Thursday, October 23, 2014

Secrets and work

Wow, it has been a while since I have written. So sorry. At one point I thought I should see how long I could go without writing a post but that kinds of defeats the purpose of this blog so I better write something. Why so long without writing – I guess life is normal and I am not so quick to think “that would be an interesting blog post”. That being said, I am by no means an expert now at life here. I am still learning every day.
A lesson I have learned the past few months is about privacy and secrets.  To explain this I will give an example. In North America a girl goes on a few dates with a guy gets excited and tells all her friends. Sometimes she will tell all her friends to not tell anyone yet. But usually in a week or two she is fine with the news being out. She also is proud of her boyfriend and a boyfriend is a status symbol and therefore will be mentioned in conversations with friends and co-workers. Here it’s a little different. If someone is dating someone they don’t tell very many people at all. If they do you are expected to keep it a secret – it’s not your news to share and sharing someone else news may be the end of a friendship. Until the couple has met both families and the dowry has been exchanged its not official and therefore not talked about. Even after it is still not your news if you are friends and she wants to tell you take the news and treasure it, but don’t share it. The telling of the whole world via Facebook is much more uncommon.
So I know there are a few Kenyans who read this blog and if I got it all wrong please tell me.
I am continuing to learn about life here and I will never be done.

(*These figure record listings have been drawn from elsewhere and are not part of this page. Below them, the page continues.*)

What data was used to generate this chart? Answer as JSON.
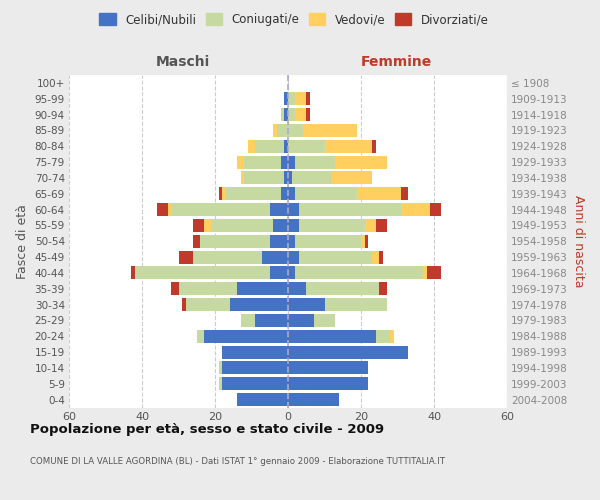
{
  "age_groups": [
    "0-4",
    "5-9",
    "10-14",
    "15-19",
    "20-24",
    "25-29",
    "30-34",
    "35-39",
    "40-44",
    "45-49",
    "50-54",
    "55-59",
    "60-64",
    "65-69",
    "70-74",
    "75-79",
    "80-84",
    "85-89",
    "90-94",
    "95-99",
    "100+"
  ],
  "birth_years": [
    "2004-2008",
    "1999-2003",
    "1994-1998",
    "1989-1993",
    "1984-1988",
    "1979-1983",
    "1974-1978",
    "1969-1973",
    "1964-1968",
    "1959-1963",
    "1954-1958",
    "1949-1953",
    "1944-1948",
    "1939-1943",
    "1934-1938",
    "1929-1933",
    "1924-1928",
    "1919-1923",
    "1914-1918",
    "1909-1913",
    "≤ 1908"
  ],
  "males_celibi": [
    14,
    18,
    18,
    18,
    23,
    9,
    16,
    14,
    5,
    7,
    5,
    4,
    5,
    2,
    1,
    2,
    1,
    0,
    1,
    1,
    0
  ],
  "males_coniugati": [
    0,
    1,
    1,
    0,
    2,
    4,
    12,
    16,
    37,
    19,
    19,
    17,
    27,
    15,
    11,
    10,
    8,
    3,
    1,
    0,
    0
  ],
  "males_vedovi": [
    0,
    0,
    0,
    0,
    0,
    0,
    0,
    0,
    0,
    0,
    0,
    2,
    1,
    1,
    1,
    2,
    2,
    1,
    0,
    0,
    0
  ],
  "males_divorziati": [
    0,
    0,
    0,
    0,
    0,
    0,
    1,
    2,
    1,
    4,
    2,
    3,
    3,
    1,
    0,
    0,
    0,
    0,
    0,
    0,
    0
  ],
  "females_nubili": [
    14,
    22,
    22,
    33,
    24,
    7,
    10,
    5,
    2,
    3,
    2,
    3,
    3,
    2,
    1,
    2,
    0,
    0,
    0,
    0,
    0
  ],
  "females_coniugate": [
    0,
    0,
    0,
    0,
    4,
    6,
    17,
    20,
    35,
    20,
    18,
    18,
    28,
    17,
    11,
    11,
    10,
    4,
    2,
    2,
    0
  ],
  "females_vedove": [
    0,
    0,
    0,
    0,
    1,
    0,
    0,
    0,
    1,
    2,
    1,
    3,
    8,
    12,
    11,
    14,
    13,
    15,
    3,
    3,
    0
  ],
  "females_divorziate": [
    0,
    0,
    0,
    0,
    0,
    0,
    0,
    2,
    4,
    1,
    1,
    3,
    3,
    2,
    0,
    0,
    1,
    0,
    1,
    1,
    0
  ],
  "color_celibi": "#4472C4",
  "color_coniugati": "#C5D9A0",
  "color_vedovi": "#FFD060",
  "color_divorziati": "#C0392B",
  "bg_color": "#ebebeb",
  "plot_bg": "#ffffff",
  "xlim": 60,
  "title": "Popolazione per età, sesso e stato civile - 2009",
  "subtitle": "COMUNE DI LA VALLE AGORDINA (BL) - Dati ISTAT 1° gennaio 2009 - Elaborazione TUTTITALIA.IT",
  "label_maschi": "Maschi",
  "label_femmine": "Femmine",
  "ylabel_left": "Fasce di età",
  "ylabel_right": "Anni di nascita",
  "legend_labels": [
    "Celibi/Nubili",
    "Coniugati/e",
    "Vedovi/e",
    "Divorziati/e"
  ]
}
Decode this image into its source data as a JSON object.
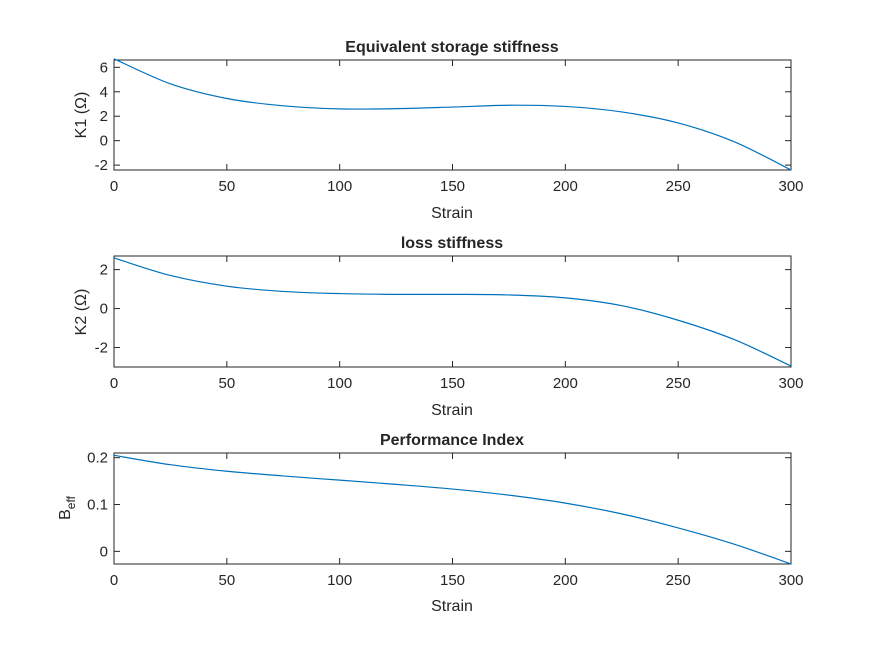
{
  "chart_data": [
    {
      "type": "line",
      "title": "Equivalent storage stiffness",
      "xlabel": "Strain",
      "ylabel": "K1 (Ω)",
      "xlim": [
        0,
        300
      ],
      "ylim": [
        -2.4,
        6.6
      ],
      "xticks": [
        0,
        50,
        100,
        150,
        200,
        250,
        300
      ],
      "yticks": [
        -2,
        0,
        2,
        4,
        6
      ],
      "grid": false,
      "series": [
        {
          "color": "#0072BD",
          "x": [
            0,
            25,
            50,
            75,
            100,
            125,
            150,
            175,
            200,
            225,
            250,
            275,
            300
          ],
          "y": [
            6.7,
            4.65,
            3.45,
            2.85,
            2.6,
            2.62,
            2.75,
            2.9,
            2.8,
            2.35,
            1.45,
            -0.1,
            -2.4
          ]
        }
      ]
    },
    {
      "type": "line",
      "title": "loss stiffness",
      "xlabel": "Strain",
      "ylabel": "K2 (Ω)",
      "xlim": [
        0,
        300
      ],
      "ylim": [
        -3,
        2.7
      ],
      "xticks": [
        0,
        50,
        100,
        150,
        200,
        250,
        300
      ],
      "yticks": [
        -2,
        0,
        2
      ],
      "grid": false,
      "series": [
        {
          "color": "#0072BD",
          "x": [
            0,
            25,
            50,
            75,
            100,
            125,
            150,
            175,
            200,
            225,
            250,
            275,
            300
          ],
          "y": [
            2.6,
            1.7,
            1.15,
            0.88,
            0.77,
            0.73,
            0.73,
            0.7,
            0.55,
            0.15,
            -0.6,
            -1.6,
            -2.95
          ]
        }
      ]
    },
    {
      "type": "line",
      "title": "Performance Index",
      "xlabel": "Strain",
      "ylabel": "B",
      "ylabel_subscript": "eff",
      "xlim": [
        0,
        300
      ],
      "ylim": [
        -0.027,
        0.21
      ],
      "xticks": [
        0,
        50,
        100,
        150,
        200,
        250,
        300
      ],
      "yticks": [
        0,
        0.1,
        0.2
      ],
      "grid": false,
      "series": [
        {
          "color": "#0072BD",
          "x": [
            0,
            25,
            50,
            75,
            100,
            125,
            150,
            175,
            200,
            225,
            250,
            275,
            300
          ],
          "y": [
            0.205,
            0.185,
            0.171,
            0.161,
            0.152,
            0.143,
            0.133,
            0.12,
            0.103,
            0.08,
            0.05,
            0.015,
            -0.027
          ]
        }
      ]
    }
  ]
}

On another note things have been busy at the hospital I am excited to be having more ventilators as we have added two, soon to be three, Servo 300 ventilators to our vent pool. These are good machines and I am excited to have waveforms for teaching. We recently used the servo to ventilate a 6 month old with bad pneumonia/ARDS. Unfortunately,  despite three weeks on the ventilator this little one did not survive; please pray for this family. Life in the ICU is always up and down with some patients getting better and some not. A few weeks ago we had a big success. It was a weekend and I was helping out the medicine team on call. We had a bad asthmatic come into casualty. We gave her the cocktail of meds we have access to (Ventolin, steroids, Magnesium, she may have even got some Epi) despite all these meds her lungs refused to open up and she was getting tired. I tried bipap with no success. So we had to put this young lady on a vent. Acute asthmatics are some of the hardest patients to ventilate and this lady was the worst I have seen yet. When she was on the vent we paralyzed her to squeeze all the trapped air out of her lungs, gave her ketamine as a sedative – it bronchodilates, and still after a few hours her vent pressures were still in the 80’s. We threw some more meds at her:  aminophylline, more magnesium and of course a continuous stream of Ventolin. She came in on Saturday and started to get a little better on Tuesday, finally on Friday we were able to take her tube out and she could breathe on her own. This young lady took a lot of my time, energy and prayers. I am thankful she finally turned around a week later she went home. She now has medications in her pocket and hopefully she will be able to control her asthma better. If this lady had not made it to us when she did or had gone to a district hospital which do not have ICU care she would have died. I am thankful that God uses us to help people like her.


So that’s a little of what I have been up to. Hopefully in the next few weeks I will have an update for you regarding what’s next. Also I am excited in a few weeks my friend Shawna, who also edits this blog for me, will be coming for a visit. I am excited to show her my life here. Also from a work/educational standpoint we say iron sharpens iron. I have not had a lot of iron to sharpen against so I am looking forward to that as well.